Öğrenme Stilleri

19 Görüntüleme
5 Dak. Okuma

Öğrenme Stilleri Gerçekten Var mı? Bilim neler söylüyor?

Kendi hayatımda ve ilköğretim çağındaki çocuğumla da alakalı yaşadığım bazı problemler özelinde eğitim anlamında farkındalık sağlayacak bir yazı kaleme almak istedim.

Eğitim dünyasında “öğrenme stilleri” kavramını duymayan neredeyse yoktur. Öğrencilerin kimi görsel, kimi işitsel, kimi ise kinestetik öğrenir. Peki gerçekten öyle mi? Öğrenme verimini artırmak için öğrencilerin stillerine göre ders anlatmak işe yarıyor mu?

Bu yazıda öğrenme stilleri kavramının ne olduğuna, bilimsel araştırmaların bu konuyu nasıl değerlendirdiğine ve neden birçok uzman tarafından bir nöromit olarak kabul edildiğine bakacağız.

Öğrenme Stilleri Nedir?

Öğrenme stilleri, öğrencilerin öğrenme materyalinin sunulma biçimine dair farklı tercihlere sahip olduğu fikrine dayanır. Bu anlayışa göre görsel öğrenciler resimler, grafikler ve şekillerle daha iyi öğrenir, işitsel öğrenciler anlatım ve tartışmalarla daha iyi öğrenir, kinestetik öğrenciler hareket, dokunma ve nesne manipülasyonuyla daha iyi öğrenir.

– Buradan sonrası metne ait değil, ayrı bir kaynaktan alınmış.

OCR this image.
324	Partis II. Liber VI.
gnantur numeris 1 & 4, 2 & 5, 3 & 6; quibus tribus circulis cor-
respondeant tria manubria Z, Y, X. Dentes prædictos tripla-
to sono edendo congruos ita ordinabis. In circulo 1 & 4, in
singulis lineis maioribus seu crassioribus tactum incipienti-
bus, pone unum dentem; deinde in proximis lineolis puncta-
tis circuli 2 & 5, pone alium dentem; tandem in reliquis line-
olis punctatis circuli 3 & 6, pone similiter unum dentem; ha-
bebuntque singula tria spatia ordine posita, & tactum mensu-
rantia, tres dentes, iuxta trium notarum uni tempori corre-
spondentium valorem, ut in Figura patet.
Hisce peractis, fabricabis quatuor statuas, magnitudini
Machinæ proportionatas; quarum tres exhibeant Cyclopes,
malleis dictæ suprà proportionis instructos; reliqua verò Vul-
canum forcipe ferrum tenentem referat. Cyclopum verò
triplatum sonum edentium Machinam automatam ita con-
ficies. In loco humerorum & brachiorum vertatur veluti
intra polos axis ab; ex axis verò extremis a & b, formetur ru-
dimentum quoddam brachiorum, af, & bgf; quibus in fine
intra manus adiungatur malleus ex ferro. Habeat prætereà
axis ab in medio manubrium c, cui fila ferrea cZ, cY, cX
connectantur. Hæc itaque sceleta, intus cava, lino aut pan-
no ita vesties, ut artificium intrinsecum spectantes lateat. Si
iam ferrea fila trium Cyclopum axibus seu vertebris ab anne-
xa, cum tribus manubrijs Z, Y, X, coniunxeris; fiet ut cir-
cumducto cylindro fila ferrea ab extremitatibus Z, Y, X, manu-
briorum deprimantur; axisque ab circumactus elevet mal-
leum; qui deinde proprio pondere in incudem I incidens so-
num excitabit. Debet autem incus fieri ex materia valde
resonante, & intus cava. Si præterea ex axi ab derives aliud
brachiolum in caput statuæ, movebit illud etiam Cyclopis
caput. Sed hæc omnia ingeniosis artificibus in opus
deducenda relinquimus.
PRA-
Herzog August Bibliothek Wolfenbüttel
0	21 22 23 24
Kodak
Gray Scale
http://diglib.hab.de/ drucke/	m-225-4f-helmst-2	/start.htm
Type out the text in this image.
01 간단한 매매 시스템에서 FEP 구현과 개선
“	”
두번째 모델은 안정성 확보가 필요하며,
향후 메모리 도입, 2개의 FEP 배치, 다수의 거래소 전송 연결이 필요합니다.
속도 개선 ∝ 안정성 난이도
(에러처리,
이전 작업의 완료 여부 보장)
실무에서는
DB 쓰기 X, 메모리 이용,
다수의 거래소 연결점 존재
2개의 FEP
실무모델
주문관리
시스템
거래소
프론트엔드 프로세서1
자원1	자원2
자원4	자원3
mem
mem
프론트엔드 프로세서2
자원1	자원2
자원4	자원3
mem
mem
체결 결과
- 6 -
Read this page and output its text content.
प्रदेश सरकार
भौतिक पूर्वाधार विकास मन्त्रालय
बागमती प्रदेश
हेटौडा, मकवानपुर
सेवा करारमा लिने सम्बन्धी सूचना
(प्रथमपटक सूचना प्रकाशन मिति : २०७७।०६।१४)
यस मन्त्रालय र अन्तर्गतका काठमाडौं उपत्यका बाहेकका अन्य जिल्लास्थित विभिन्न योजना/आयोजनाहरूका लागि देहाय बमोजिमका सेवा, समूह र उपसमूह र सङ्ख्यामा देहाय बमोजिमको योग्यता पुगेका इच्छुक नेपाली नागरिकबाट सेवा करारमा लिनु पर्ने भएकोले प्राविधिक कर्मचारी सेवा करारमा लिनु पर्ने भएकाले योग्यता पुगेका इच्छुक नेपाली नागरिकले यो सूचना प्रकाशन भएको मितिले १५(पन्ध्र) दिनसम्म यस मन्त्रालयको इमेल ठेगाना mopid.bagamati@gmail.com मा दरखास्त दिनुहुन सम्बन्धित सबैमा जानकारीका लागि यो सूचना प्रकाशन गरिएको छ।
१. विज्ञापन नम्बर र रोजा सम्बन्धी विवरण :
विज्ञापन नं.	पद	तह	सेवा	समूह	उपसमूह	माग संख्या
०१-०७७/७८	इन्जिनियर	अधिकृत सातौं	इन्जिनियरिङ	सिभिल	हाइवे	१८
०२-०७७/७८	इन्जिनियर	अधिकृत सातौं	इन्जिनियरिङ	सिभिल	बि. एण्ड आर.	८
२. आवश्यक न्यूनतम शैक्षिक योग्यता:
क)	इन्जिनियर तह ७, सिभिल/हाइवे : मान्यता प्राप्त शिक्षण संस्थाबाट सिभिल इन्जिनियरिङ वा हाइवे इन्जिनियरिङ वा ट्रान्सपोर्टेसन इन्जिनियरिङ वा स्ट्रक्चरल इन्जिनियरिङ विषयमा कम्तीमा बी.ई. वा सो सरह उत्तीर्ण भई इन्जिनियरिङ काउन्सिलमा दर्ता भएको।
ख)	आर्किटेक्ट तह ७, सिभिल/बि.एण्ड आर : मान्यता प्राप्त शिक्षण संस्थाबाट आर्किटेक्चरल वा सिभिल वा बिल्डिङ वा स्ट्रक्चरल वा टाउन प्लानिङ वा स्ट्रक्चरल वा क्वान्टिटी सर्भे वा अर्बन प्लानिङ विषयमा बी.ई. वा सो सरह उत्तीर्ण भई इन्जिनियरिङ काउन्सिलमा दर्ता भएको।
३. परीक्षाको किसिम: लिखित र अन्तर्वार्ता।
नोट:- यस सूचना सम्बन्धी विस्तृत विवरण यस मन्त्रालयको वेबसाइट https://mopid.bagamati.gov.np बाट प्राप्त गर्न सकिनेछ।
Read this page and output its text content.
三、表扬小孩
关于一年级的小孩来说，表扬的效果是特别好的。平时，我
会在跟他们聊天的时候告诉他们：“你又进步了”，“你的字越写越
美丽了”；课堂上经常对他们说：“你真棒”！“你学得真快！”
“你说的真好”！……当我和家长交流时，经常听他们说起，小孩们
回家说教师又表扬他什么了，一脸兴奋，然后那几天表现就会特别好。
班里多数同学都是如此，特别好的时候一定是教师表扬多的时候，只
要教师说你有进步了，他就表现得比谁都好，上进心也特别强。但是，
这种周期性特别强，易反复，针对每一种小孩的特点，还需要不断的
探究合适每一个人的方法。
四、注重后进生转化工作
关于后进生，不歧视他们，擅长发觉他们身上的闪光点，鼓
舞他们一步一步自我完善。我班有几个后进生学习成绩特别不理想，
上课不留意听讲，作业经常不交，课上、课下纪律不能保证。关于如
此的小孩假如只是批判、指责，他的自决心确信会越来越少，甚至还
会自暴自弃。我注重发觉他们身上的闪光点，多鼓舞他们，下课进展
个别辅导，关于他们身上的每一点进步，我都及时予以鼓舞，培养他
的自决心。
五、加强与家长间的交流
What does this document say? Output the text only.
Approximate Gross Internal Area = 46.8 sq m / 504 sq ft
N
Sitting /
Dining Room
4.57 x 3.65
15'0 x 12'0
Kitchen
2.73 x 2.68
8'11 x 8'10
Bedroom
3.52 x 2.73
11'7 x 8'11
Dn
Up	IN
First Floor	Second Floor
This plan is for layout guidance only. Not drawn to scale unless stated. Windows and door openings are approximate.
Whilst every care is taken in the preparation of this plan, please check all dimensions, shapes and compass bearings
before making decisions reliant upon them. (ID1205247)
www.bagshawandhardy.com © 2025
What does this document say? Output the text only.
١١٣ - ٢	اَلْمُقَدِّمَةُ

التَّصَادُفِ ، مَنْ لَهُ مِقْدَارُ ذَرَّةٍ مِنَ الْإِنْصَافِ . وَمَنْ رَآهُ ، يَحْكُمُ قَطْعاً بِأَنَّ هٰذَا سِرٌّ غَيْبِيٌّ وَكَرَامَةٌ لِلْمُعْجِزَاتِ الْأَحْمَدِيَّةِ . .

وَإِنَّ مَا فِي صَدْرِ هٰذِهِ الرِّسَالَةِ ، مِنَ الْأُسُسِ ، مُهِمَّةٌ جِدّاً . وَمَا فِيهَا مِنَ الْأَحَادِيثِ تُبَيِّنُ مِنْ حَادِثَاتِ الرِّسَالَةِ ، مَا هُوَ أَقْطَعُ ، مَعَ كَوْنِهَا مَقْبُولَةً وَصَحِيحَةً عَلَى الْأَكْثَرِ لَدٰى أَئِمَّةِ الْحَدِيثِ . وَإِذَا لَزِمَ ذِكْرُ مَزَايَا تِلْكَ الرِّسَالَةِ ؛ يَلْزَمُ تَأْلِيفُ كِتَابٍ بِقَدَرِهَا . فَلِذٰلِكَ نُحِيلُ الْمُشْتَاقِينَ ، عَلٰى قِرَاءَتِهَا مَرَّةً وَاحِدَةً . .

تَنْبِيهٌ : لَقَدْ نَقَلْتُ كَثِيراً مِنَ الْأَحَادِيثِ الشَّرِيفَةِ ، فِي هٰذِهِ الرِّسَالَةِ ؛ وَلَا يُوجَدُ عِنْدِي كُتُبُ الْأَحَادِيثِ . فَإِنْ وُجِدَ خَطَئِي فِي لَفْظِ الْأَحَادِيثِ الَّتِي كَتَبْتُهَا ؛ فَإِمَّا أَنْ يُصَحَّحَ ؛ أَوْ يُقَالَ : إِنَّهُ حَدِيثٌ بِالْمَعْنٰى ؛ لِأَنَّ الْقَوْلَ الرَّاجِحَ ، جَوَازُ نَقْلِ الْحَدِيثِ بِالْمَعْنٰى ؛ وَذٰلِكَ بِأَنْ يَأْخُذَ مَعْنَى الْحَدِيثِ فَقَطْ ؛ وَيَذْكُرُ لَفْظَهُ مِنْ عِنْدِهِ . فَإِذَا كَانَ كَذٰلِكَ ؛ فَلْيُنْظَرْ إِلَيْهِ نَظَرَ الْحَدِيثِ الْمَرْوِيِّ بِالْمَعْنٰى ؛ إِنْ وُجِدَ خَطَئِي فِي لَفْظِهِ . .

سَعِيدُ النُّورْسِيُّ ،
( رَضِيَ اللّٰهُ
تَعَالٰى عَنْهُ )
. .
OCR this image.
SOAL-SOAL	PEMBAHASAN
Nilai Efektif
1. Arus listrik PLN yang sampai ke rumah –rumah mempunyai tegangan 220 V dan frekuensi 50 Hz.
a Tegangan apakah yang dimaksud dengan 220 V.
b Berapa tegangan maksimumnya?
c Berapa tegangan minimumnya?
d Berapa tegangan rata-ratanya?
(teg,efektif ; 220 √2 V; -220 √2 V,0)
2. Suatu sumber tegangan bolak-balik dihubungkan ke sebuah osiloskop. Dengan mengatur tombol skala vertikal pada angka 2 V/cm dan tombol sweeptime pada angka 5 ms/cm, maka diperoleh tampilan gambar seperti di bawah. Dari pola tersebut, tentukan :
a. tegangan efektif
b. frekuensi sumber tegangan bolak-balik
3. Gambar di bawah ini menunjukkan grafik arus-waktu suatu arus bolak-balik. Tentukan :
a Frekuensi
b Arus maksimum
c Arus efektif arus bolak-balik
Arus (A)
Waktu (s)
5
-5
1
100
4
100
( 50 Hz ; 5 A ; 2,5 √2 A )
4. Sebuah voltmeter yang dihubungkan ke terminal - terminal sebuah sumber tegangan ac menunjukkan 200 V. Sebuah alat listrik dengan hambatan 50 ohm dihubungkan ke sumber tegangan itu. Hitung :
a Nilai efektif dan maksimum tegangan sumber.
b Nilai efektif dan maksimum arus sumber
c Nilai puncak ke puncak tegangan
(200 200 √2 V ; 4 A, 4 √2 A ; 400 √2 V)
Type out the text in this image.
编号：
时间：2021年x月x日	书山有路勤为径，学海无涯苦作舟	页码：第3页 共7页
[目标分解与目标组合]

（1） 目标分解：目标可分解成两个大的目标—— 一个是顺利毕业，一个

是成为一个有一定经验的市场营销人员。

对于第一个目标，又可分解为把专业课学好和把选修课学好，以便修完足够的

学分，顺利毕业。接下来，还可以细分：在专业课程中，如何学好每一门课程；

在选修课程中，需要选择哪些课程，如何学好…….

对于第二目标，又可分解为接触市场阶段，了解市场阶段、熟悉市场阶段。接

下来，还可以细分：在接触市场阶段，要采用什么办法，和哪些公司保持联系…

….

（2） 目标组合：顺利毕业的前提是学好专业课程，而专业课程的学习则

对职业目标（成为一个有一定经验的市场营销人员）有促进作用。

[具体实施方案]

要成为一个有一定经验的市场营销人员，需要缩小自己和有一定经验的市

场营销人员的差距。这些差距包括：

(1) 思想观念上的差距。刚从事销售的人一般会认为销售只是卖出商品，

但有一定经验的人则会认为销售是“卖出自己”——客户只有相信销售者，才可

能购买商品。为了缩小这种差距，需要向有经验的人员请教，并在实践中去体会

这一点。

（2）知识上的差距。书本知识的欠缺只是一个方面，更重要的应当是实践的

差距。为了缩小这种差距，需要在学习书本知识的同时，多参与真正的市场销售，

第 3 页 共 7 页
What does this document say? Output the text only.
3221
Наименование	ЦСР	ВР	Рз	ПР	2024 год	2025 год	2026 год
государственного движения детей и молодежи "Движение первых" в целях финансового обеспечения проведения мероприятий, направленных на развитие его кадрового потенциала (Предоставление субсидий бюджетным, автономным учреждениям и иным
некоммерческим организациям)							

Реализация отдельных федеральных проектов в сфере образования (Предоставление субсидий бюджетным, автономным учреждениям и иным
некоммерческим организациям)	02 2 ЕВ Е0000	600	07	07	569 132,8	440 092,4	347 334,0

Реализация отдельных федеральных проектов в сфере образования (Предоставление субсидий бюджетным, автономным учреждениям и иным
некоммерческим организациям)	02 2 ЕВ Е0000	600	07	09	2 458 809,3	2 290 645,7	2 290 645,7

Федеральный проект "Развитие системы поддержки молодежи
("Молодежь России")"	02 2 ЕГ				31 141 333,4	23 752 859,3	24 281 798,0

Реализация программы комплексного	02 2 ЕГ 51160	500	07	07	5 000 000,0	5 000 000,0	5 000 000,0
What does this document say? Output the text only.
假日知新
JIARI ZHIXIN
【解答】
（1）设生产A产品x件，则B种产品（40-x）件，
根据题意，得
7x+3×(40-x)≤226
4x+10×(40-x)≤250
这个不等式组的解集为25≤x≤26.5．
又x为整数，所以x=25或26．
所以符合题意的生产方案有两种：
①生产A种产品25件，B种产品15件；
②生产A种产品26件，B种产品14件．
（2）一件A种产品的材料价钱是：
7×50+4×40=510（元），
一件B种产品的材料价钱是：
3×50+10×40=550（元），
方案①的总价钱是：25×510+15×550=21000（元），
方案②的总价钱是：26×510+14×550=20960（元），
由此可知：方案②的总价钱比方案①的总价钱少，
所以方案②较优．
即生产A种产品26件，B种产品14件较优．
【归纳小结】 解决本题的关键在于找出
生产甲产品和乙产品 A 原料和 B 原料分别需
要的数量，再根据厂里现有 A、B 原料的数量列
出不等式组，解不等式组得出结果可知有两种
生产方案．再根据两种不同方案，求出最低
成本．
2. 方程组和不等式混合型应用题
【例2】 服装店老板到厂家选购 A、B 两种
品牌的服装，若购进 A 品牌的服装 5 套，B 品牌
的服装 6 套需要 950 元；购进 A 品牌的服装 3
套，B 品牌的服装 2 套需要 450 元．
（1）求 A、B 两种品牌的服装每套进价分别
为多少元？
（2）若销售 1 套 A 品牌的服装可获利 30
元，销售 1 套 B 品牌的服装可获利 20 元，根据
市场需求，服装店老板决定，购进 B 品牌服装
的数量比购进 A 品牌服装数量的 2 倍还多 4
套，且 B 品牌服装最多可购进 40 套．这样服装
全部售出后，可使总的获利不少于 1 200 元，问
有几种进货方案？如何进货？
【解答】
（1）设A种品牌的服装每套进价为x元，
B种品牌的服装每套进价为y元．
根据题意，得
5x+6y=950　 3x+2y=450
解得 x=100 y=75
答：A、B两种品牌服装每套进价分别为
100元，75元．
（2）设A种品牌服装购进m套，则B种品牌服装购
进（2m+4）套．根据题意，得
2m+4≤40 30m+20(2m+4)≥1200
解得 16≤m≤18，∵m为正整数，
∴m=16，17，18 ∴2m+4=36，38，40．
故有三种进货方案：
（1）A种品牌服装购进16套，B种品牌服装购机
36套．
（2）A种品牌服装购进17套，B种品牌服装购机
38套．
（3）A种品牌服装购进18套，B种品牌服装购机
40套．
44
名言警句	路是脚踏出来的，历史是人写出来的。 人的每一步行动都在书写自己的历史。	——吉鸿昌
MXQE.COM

Bu yaklaşımın temel varsayımı, öğrenme materyalini öğrencinin tercih ettiği şekilde sunmanın öğrenmeyi artıracağıdır. Kulağa mantıklı geliyor, değil mi? Peki bilim ne diyor? Bilim Öğrenme Stillerini Destekliyor mu?

Öğrenme stilleri fikri yıllardır popüler olmasına rağmen bilimsel araştırmalar bu alanda şaşırtıcı derecede azdır. Yapılan çalışmaların çoğu, öğrenme stillerinin etkisini test etmek için şu yaklaşımı kullanır:

  1. Öğrencilerin öğrenme stilleri belirlenir.
  2. Aynı materyal, öğrencilerin yarısına tercih ettikleri, yarısına tercih etmedikleri şekilde sunulur.
  3. Eğer eşleme hipotezi doğruysa, tercih edilen modalitede öğrenenlerin daha yüksek performans göstermesi gerekir.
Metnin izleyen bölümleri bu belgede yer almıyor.